Las conclusiones son claras: los estudiantes de todas las edades suelen ignorar los temas que se les enseñan en las aulas por la sencilla razón de
que ellos ya disponen de teorías plenamente acabadas que les ayudan a dar un sentido al mundo, pero que a la vez nadie se ocupa de fomentar o alimentar.

La mayoría de quienes han intentado dominar un idioma extranjero en la escuela han recordado con añoranza el aprendizaje que hicieron de la propia lengua materna. Sin la ayuda de un libro de gramática o de un profesor de lengua bien preparado, sin requerir la autorización de las calificaciones obtenidas en una asignatura, todos los niños normales fácilmente adquieren el lenguaje que se habla a su alrededor. Lo que es más extraordinario, niños que, aun siendo demasiado pequeños para sentarse en un pupitre de escuela, pero que crecen en un medio políglota, pueden dominar varios idiomas; incluso saben en qué circunstancias han de recurrir a cada una de las lenguas. Es humillante darse cuenta de que el aprendizaje del lenguaje en las primeras edades de la vida ha operado refinadamente durante milenios, a pesar de que los lingüistas sean incapaces todavía de describir de un modo completamente satisfactorio la gramática de cualquier lengua natural existente.
Uno puede, claro está, intentar descartar el lenguaje como un caso especial. Después de todo, somos criaturas lingüísticas, y quizá tengamos una disposición especial para hablar, al igual que los jilgueros y los pinzones cantan como parte de su patrimonio como aves. O se puede insistir en la inmensa importancia del lenguaje en todas las relaciones humanas; quizá esté ahí la solución a la pregunta de por qué todos los niños dominan con éxito el lenguaje pocos años después de su nacimiento.
Sin embargo, tras examinarlo, el lenguaje resulta ser algo no excepcional entre las capacidades humanas. Es sencillamente el ejemplo más espectacular de uno de los enigmas del aprendizaje humano: la facilidad con la que los seres humanos más jóvenes aprenden a llevar a cabo determinados comportamientos que los estudiosos aún no han llegado a comprender. Durante los primeros años de vida, los niños de todo el mundo dominan una asombrosa serie de competencias con poca tutela formal.
Llegan a ser competentes para cantar canciones, montar en bicicleta, bailar, estar al tanto de docenas de objetos en casa, en la carretera, o por el campo. Además, aunque de un modo menos visible, desarrollan sólidas teorías acerca de cómo funcionan el mundo y sus propias mentes. Son capaces de anticipar qué manipulaciones harán que una máquina no funcione adecuadamente; pueden propulsar y coger pelotas lanzadas en condiciones diversas; son capaces de engañar a alguien en un juego, del mismo modo que pueden reconocer si alguien intenta hacerles una mala pasada jugando.
Desarrollan un sentido penetrante acerca de lo que es verdad y falsedad, bueno y malo, bello y feo —sentidos que no siempre concuerdan con los criterios comunes, pero en los que demuestran ser notablemente prácticos y vigorosos—.

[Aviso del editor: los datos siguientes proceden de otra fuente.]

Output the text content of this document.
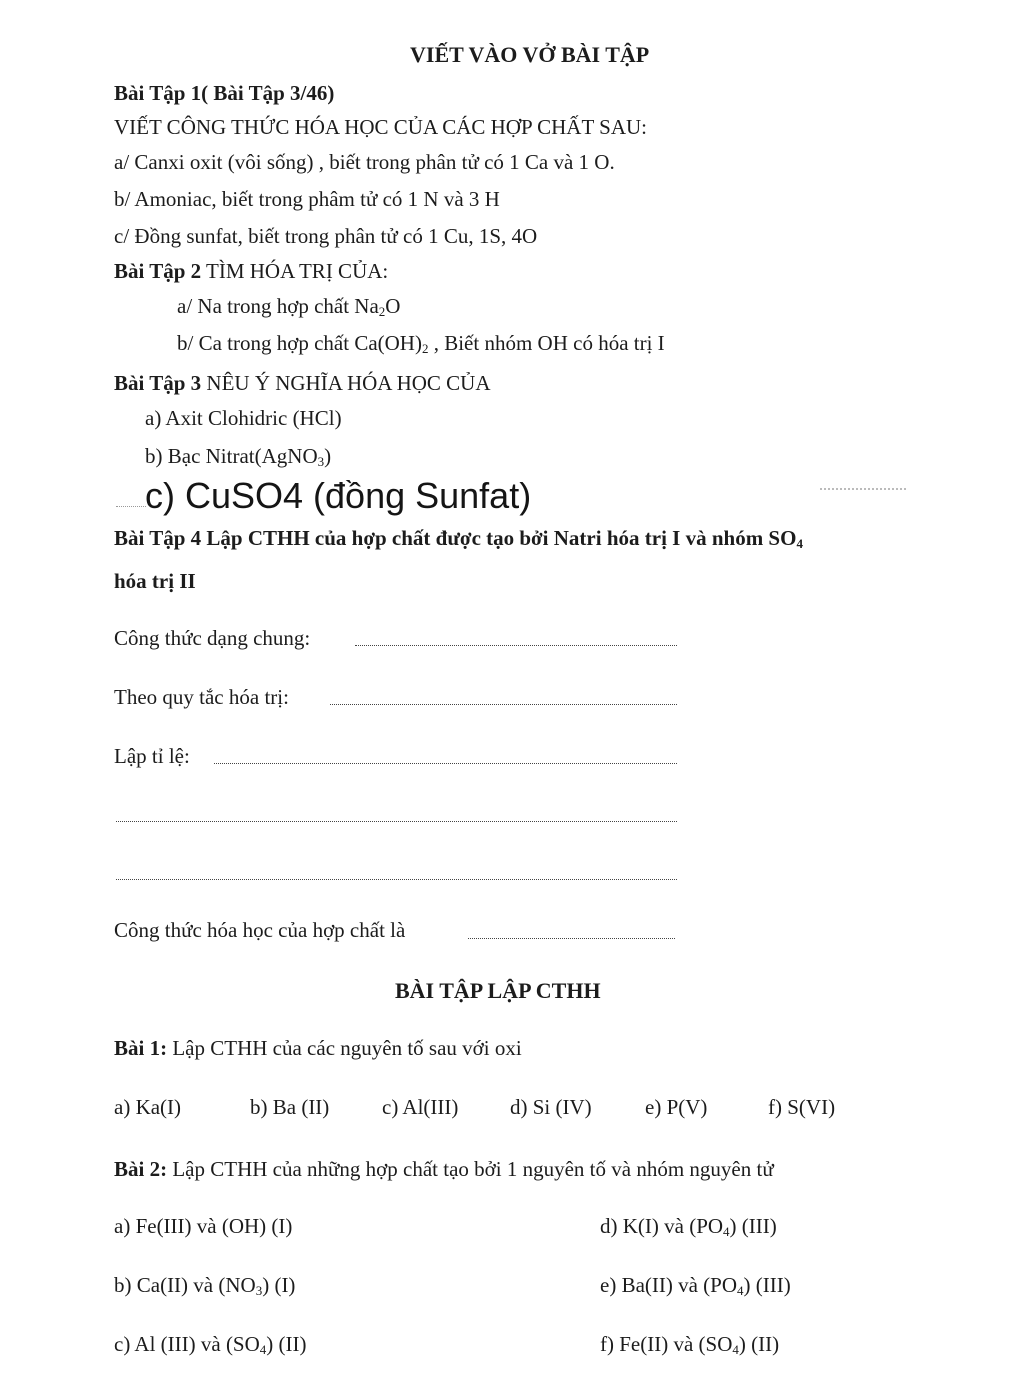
VIẾT VÀO VỞ BÀI TẬP
Bài Tập 1( Bài Tập 3/46)
VIẾT CÔNG THỨC HÓA HỌC CỦA CÁC HỢP CHẤT SAU:
a/ Canxi oxit (vôi sống) , biết trong phân tử có 1 Ca và 1 O.
b/ Amoniac, biết trong phâm tử có 1 N và 3 H
c/ Đồng sunfat, biết trong phân tử có 1 Cu, 1S, 4O
Bài Tập 2 TÌM HÓA TRỊ CỦA:
a/ Na trong hợp chất $Na_2O$
b/ Ca trong hợp chất $Ca(OH)_2$ , Biết nhóm OH có hóa trị I
Bài Tập 3 NÊU Ý NGHĨA HÓA HỌC CỦA
a) Axit Clohidric (HCl)
b) Bạc Nitrat(AgNO$_3$)
c) CuSO4 (đồng Sunfat)
Bài Tập 4 Lập CTHH của hợp chất được tạo bởi Natri hóa trị I và nhóm $SO_4$
hóa trị II
Công thức dạng chung:
Theo quy tắc hóa trị:
Lập tỉ lệ:
Công thức hóa học của hợp chất là
BÀI TẬP LẬP CTHH
Bài 1: Lập CTHH của các nguyên tố sau với oxi
a) Ka(I)	b) Ba (II)	c) Al(III) d) Si (IV)	e) P(V)	f) S(VI)
Bài 2: Lập CTHH của những hợp chất tạo bởi 1 nguyên tố và nhóm nguyên tử
a) Fe(III) và (OH) (I)	d) K(I) và $(PO_4)$ (III)
b) Ca(II) và $(NO_3)$ (I)	e) Ba(II) và $(PO_4)$ (III)
c) Al (III) và $(SO_4)$ (II)	f) Fe(II) và $(SO_4)$ (II)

Aprendizaje intuitivo y aprendizaje escolar

Nos enfrentamos con otro enigma. Los niños pequeños que muy pronto dominan los sistemas de símbolos, como el lenguaje y las formas artísticas, como la música, los mismos niños que desarrollan teorías complejas del universo o intrincadas teorías acerca de la mente, suelen experimentar las mayores dificultades cuando empiezan a ir a la escuela. No parece que hablar y entender el lenguaje sea problemático, pero leer y escribir puede plantear serios desafíos; el cálculo y los juegos numéricos son divertidos, pero aprender las operaciones matemáticas puede resultar engorroso, y las metas superiores de las matemáticas pueden resultar temibles. De todos modos el aprendizaje natural, universal o intuitivo, que tiene lugar en casa o en los entornos inmediatos durante los primeros años de la vida, parece ser de un orden completamente diferente en relación con el aprendizaje escolar que ahora es necesario en todo el mundo alfabetizado.
Hasta ahora, este enigma no es extraño y se ha comentado repetidas veces. De hecho se podría llegar a afirmar que las escuelas se instituyeron precisamente para inculcar esas habilidades y concepciones que, aunque deseables, no se aprenden de un modo fácil y natural como lo son las capacidades antes mencionadas. Así pues, la mayoría de los numerosos libros y artículos recientes acerca de la «crisis educativa» insisten en las dificultades con que se encuentran los estudiantes para dominar el programa abierto de la escuela.
Una descripción como esta acerca de los puntos débiles de la escuela puede exacta hasta donde llega, pero en mi opinión no va lo suficientemente lejos.
En este libro sostengo que incluso si la escuela parece ser un éxito, incluso si obtiene los resultados para los que ha sido diseñada, normalmente no consigue lograr sus objetivos más importantes.
Las pruebas de esta alarmante afirmación provienen de un nutrido número de investigaciones educativas por ahora abrumadoras que se han recogido durante las últimas décadas. Estas investigaciones prueban que incluso los estudiantes que han sido bien entrenados y muestran todos signos de éxito —la constante asistencia a buenas escuelas, altos niveles y calificaciones en los exámenes, corroborados por sus maestros— de un modo característico no manifiestan una comprensión adecuada de las materias y de los conceptos con los que han estado trabajando.
Quizás el caso más sorprendente sea la física. Investigadores de la Johns Hopkins, del MIT y de otras universidades que gozan de buena consideración han podido demostrar el hecho de que los estudiantes que reciben las calificaciones de honor en los cursos superiores de física son frecuentemente incapaces de resolver los problemas y las preguntas básicos que se plantean de un modo un poco diferente de aquel en el que han sido formados y examinados. En un ejemplo clásico, se pidió a los estudiantes de grados superiores que indicaran las fuerzas que actúan en una moneda que ha sido lanzada al aire y ha alcanzado el punto medio de su trayectoria ascendente. La respuesta correcta es que una vez la moneda está en el aire, sólo está presente la fuerza gravitatoria que la atrae hacia la tierra. Sin embargo el setenta por ciento de los estudiantes de grado superior que habían terminado el curso de física mecánica dieron la misma respuesta ingenua que los estudiantes no formados: mencionaron dos fuerzas, una hacia abajo, que representaba la gravedad, y una fuerza ascendente resultante de «la fuerza original ascendente de la mano»[1]. Esta respuesta refleja la opinión intuitiva o de sentido común pero errónea de que un objeto no puede moverse a menos que una fuerza activa le haya sido transmitida de algún modo a partir de una fuente original de movimiento (en este caso, la mano o el brazo de quien lanza la moneda) y que una fuerza así debe irse consumiendo gradualmente[2].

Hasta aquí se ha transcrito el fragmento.